The qualifications to become a certified midwife include a bachelor's degree in nursing or other relevant field, completion of a midwife program approved by the American College of Nurse-Midwives Accreditation Commission for Midwifery Education, and a Certified Midwife certification, according to Study.com. Registered nurses may obtain Certified Nurse Midwife certifications to start practicing as midwives.
After finishing a bachelor's degree or becoming a registered nurse, the next step in earning the Certified Midwife or Certified Nurse Midwife title is to take a graduate degree midwife program, explains Study.com. Aspiring midwives may also opt for the Certified Professional Midwife title by completing an accredited program, completing an apprenticeship or gaining adequate experience.

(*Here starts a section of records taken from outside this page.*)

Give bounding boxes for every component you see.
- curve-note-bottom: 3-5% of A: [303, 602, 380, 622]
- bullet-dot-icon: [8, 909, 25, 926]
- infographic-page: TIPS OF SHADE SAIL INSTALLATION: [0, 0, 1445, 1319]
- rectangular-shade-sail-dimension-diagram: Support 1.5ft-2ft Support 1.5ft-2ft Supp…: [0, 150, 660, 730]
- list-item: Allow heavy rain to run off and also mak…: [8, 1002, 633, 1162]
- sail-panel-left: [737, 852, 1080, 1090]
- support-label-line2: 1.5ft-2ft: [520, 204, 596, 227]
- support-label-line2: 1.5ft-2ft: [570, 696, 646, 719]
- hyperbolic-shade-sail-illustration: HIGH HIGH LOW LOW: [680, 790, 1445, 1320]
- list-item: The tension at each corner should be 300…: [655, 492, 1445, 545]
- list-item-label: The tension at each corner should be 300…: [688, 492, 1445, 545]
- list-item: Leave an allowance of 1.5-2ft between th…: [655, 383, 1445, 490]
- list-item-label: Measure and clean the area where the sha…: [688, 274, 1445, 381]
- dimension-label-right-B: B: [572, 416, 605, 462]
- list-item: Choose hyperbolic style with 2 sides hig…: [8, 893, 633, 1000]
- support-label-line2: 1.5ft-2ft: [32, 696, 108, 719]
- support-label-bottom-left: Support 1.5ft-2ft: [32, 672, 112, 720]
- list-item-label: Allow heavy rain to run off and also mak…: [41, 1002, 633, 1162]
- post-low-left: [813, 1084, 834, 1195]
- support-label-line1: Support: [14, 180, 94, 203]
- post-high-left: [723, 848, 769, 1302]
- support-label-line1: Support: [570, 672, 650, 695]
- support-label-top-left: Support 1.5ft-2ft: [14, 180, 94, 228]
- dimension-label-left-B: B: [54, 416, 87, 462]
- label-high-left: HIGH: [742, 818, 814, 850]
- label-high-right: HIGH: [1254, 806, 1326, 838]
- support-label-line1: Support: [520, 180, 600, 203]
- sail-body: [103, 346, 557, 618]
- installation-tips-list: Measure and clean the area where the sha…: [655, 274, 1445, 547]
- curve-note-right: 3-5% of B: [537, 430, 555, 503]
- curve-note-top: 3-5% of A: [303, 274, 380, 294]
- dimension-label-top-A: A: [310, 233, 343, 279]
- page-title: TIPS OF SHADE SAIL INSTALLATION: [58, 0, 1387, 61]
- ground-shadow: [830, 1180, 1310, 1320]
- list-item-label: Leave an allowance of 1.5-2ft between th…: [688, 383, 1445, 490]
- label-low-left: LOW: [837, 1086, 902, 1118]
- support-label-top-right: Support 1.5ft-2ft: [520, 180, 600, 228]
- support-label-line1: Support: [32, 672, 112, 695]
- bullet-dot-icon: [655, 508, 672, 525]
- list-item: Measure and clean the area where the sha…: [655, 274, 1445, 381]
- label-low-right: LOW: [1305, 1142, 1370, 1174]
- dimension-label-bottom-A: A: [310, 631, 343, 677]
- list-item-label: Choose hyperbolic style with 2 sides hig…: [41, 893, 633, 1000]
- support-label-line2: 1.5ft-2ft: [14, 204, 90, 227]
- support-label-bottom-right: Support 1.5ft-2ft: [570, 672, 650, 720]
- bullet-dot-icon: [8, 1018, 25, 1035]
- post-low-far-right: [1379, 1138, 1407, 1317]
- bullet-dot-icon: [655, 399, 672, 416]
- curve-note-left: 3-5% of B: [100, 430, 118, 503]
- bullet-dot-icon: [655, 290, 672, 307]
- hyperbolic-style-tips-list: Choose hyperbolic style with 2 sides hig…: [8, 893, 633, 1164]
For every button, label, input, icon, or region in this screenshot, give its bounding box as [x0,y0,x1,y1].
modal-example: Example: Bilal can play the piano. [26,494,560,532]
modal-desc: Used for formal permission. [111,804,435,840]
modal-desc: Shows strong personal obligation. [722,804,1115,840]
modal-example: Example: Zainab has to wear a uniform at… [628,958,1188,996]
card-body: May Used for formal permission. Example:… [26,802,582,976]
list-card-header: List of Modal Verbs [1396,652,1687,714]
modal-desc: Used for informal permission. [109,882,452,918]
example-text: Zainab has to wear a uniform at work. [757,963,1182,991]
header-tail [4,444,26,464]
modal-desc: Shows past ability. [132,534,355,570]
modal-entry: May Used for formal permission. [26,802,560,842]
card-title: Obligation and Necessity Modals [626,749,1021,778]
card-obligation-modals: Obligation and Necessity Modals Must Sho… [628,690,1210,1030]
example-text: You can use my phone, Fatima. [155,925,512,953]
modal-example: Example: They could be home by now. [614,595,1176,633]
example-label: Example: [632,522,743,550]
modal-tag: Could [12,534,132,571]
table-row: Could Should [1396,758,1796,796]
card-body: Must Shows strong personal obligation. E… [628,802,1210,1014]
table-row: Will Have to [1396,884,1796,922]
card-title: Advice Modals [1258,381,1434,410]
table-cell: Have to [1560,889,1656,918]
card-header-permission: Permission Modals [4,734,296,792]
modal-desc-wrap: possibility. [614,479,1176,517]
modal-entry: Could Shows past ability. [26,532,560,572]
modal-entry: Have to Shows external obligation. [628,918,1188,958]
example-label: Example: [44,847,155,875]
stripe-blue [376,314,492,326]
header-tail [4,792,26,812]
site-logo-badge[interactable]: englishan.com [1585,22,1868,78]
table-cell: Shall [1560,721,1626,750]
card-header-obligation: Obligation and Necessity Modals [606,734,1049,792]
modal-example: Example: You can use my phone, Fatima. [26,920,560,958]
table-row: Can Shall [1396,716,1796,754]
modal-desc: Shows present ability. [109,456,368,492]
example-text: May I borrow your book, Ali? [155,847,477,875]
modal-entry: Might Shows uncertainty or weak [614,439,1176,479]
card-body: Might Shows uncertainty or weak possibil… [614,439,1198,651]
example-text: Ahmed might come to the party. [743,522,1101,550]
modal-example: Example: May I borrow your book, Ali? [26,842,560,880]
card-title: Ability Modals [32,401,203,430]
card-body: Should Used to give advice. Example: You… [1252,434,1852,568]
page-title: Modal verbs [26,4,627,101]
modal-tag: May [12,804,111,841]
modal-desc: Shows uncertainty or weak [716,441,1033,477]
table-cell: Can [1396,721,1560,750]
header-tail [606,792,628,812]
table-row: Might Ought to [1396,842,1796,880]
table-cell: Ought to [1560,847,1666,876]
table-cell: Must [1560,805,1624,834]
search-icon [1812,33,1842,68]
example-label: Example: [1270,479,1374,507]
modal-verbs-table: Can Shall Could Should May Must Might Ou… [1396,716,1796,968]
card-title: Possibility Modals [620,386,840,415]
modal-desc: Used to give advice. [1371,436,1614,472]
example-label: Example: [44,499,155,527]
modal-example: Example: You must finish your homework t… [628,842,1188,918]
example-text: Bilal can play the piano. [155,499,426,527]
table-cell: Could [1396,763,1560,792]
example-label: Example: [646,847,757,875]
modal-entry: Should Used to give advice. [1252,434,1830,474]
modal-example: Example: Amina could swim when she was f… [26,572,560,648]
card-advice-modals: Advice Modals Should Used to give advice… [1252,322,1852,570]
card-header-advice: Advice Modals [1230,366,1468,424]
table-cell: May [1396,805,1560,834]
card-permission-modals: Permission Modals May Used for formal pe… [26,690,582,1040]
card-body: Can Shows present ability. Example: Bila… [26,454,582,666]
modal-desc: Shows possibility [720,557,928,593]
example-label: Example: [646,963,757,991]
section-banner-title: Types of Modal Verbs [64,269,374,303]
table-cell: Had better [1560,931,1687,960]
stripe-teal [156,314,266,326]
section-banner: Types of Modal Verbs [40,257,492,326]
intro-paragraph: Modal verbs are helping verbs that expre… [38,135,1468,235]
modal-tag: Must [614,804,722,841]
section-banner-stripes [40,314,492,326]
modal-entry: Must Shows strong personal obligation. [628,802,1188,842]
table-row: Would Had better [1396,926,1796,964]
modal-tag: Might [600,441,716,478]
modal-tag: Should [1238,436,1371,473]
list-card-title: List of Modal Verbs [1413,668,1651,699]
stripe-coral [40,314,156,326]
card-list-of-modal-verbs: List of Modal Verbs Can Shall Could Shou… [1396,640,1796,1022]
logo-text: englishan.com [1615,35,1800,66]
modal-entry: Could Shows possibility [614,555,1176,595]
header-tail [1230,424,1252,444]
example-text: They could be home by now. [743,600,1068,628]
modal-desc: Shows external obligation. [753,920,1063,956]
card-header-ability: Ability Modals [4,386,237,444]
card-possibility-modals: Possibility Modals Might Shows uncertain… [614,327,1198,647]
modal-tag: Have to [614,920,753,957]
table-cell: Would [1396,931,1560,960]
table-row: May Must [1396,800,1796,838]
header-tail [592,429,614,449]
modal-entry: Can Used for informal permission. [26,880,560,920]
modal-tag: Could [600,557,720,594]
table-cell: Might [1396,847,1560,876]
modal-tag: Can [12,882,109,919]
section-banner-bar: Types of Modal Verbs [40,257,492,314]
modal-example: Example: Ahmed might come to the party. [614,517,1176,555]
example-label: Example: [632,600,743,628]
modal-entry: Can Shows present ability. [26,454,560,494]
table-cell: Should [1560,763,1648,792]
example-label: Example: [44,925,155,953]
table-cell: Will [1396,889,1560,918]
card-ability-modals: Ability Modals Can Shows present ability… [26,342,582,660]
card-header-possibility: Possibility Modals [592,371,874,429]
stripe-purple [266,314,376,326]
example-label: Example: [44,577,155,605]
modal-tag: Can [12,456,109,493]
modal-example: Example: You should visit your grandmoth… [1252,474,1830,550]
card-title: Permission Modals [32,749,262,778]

Aspiring midwives who are unable to finish an accredited program should comply with the Portfolio Evaluation Process, or PEP, set by the North American Registry of Midwives to obtain certification, notes Study.com. The process requires candidates to undergo firsthand training under the tutelage of an experienced professional with proper credentials. Candidates must show proof of experience before taking the exam for midwife certification.
Certified midwives should renew their certifications by completing continuing education or retaking the certification test, reports Study.com. Certified Nurse Midwives and Certified Midwives should join the five-year certificate maintenance program supervised by the American Midwifery Certification Board, while Certified Professional Midwives should complete a three-year program.